Seit knapp drei Monaten ist Thomas de Maizière Verteidigungsminister. An diesem Mittwoch erlebt er die wohl schwersten Stunden seiner noch jungen Amtszeit. Um 7.34 Uhr deutscher Zeit explodieren im gefährlichsten Distrikt Nordafghanistans, 14 Kilometer vom deutschen Feldlager Kundus entfernt, zwei Sprengsätze. Drei gepanzerte Fahrzeuge einer deutschen Patrouille werden getroffen. Einer der Insassen, ein 33-jähriger Hauptmann, überlebt die Attacke nicht. Er ist der 49. Tote, den die Bundeswehr seit Beginn des Afghanistan-Einsatzes 2001 zu beklagen hat.
Es kommt nicht überraschend
De Maizière wusste, dass ein solcher schwarzer Tag früher oder später kommen würde. Bei seinem ersten Truppenbesuch in Afghanistan Ende März hatte er die Soldaten auf weitere Verluste eingestellt. "Das ist ein hoher Zoll, der zu bezahlen ist, aber er ist mit diesem Einsatz verbunden", sagte er damals.

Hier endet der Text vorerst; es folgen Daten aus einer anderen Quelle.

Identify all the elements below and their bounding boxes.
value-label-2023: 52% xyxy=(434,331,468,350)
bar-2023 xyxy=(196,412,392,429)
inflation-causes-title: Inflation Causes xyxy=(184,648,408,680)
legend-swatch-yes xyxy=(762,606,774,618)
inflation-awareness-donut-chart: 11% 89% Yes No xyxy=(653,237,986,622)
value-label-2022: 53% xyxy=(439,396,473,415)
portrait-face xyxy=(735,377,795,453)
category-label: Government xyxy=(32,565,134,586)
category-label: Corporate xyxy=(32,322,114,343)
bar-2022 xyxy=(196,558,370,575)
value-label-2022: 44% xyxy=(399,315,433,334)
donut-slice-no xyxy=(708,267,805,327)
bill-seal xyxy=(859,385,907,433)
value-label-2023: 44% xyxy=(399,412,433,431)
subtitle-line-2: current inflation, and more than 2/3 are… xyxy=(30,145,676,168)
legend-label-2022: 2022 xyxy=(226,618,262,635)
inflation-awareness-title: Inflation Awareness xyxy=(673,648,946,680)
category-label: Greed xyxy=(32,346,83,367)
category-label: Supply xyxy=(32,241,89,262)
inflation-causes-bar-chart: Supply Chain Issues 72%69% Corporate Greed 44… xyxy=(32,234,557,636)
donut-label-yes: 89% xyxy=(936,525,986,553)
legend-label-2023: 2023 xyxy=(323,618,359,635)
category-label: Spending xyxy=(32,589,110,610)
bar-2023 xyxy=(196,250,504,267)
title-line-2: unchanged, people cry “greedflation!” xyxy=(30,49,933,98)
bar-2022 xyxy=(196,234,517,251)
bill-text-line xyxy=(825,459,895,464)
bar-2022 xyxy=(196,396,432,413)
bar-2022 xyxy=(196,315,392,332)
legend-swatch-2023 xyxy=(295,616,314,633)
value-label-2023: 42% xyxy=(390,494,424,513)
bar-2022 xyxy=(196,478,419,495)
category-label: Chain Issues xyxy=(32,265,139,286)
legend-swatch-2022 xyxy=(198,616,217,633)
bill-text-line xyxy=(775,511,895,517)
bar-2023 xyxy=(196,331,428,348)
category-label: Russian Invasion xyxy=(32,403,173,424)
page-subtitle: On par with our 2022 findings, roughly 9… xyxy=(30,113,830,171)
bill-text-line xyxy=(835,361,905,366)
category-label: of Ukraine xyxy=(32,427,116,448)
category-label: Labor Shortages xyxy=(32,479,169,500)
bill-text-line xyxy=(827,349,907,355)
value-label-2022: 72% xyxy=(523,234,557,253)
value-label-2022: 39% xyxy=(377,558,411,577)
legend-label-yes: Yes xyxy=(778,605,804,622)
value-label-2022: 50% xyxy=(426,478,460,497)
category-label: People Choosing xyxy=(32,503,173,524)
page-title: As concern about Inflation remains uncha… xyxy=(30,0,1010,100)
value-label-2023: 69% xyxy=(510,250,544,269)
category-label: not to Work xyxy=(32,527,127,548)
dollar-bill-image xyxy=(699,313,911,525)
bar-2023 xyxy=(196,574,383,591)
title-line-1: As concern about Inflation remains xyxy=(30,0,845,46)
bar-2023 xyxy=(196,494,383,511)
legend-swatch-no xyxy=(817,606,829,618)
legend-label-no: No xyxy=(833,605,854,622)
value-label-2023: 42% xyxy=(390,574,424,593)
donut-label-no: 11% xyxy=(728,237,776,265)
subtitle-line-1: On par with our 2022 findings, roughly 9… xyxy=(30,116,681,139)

Die Nachricht vom ersten Verlust der Bundeswehr in Afghanistan während seiner Amtszeit erreicht den Minister kurz vor einem wichtigen Termin im Verteidigungsausschuss. Dort will er die Abgeordneten des Bundestag erstmals ausführlich über seine Pläne für den Umbau der Bundeswehr informieren. Das Treffen ist von großer Bedeutung für de Maizière, der seine Reformpläne möglichst im Konsens mit der Opposition durchsetzen will.
Die Nachricht aus Afghanistan relativiert aber zunächst einmal alles andere und lässt die große Bundeswehrreform zu einer Nebensächlichkeit zusammenschrumpfen. Am Nachmittag tritt de Maizière im Ministerium vor die Presse. Sein Gesicht ist wie versteinert, er redet langsam: "Dieser Anschlag berührt auch uns alle. Er trifft uns alle ins Herz."
Abzug vielleicht noch in diesem Jahr
Die Bundeswehrreform hatte Afghanistan, die zweite große Baustelle, die der frühere Verteidigungsminister Karl-Theodor zu Guttenberg (CSU) seinem Nachfolger de Maizière hinterlassen hatte, in den vergangenen Wochen etwas in den Hintergrund geraten lassen. Jetzt ist die Aufmerksamkeit auf einen Schlag wieder da. Im März hatte die internationale Schutztruppe Isaf mit der Übergabe der ersten Gebiete an die afghanischen Sicherheitskräfte begonnen. Im Juli wollen die USA - der mit Abstand größte Truppensteller - mit dem Abzug ihrer Soldaten beginnen. Deutschland will als drittgrößter Truppensteller möglichst noch in diesem Jahr nachziehen - wenn die Lage es zulässt.
Was diese Formulierung aus dem vom Bundestag im Januar beschlossenen Mandatstext bedeutet, kann aber niemand so genau sagen. Fest steht, dass die Bundeswehr und die Amerikaner im Norden Afghanistans im vergangenen Jahr einige Erfolge im Kampf mit den Taliban verbuchen konnten. In einer Offensive konnten einige Gebiete "freigekämpft" werden, darunter auch Char Darah, wo jetzt der Anschlag stattfand. Auch der Bundeswehr war aber klar, dass die Extremisten versuchen würden, in der aktuellen "Kampfsaison" ihren Einfluss in der Provinz Kundus wieder auszudehnen.
"Wir haben die richtige Strategie"
Den Aufständischen gelang es unter anderem, im März den Provinz-Polizeichef zu ermorden. Vor wenigen Wochen töteten sie einen prominenten Ex-Taliban-Kommandeur, der zur Regierung übergelaufen war. Dennoch gab es in den vergangenen Monaten keine komplexen Hinterhalte wie etwa am Karfreitag 2010 - damals starben drei deutsche Soldaten. Auch Anschläge mit Sprengfallen sind weniger geworden. All das lässt sich als Zeichen einer Schwächung der Taliban interpretieren.
De Maizière betont aber am Mittwoch, dass das Risiko "bitterer Rückschläge" auch in Zukunft bestehen werde. Beirren lassen will er sich trotzdem nicht. "Wir machen Fortschritte in Afghanistan. Wir haben die richtige Strategie, und diese Strategie werden wir auch weiter durchsetzen."
Zum Bibelwort "Und sie hinfort nicht mehr lernen, Krieg zu führen" (Jes 2,4) wird Verteidigungsminister de Maizière zusammen mit EKD-Ratsvorsitzendem Nikolaus Schneider einen Vortrag zum Thema "Wie ein Christ Friedensethik und Verteidigungspolitik zusammenbringt" auf dem Kirchentag halten.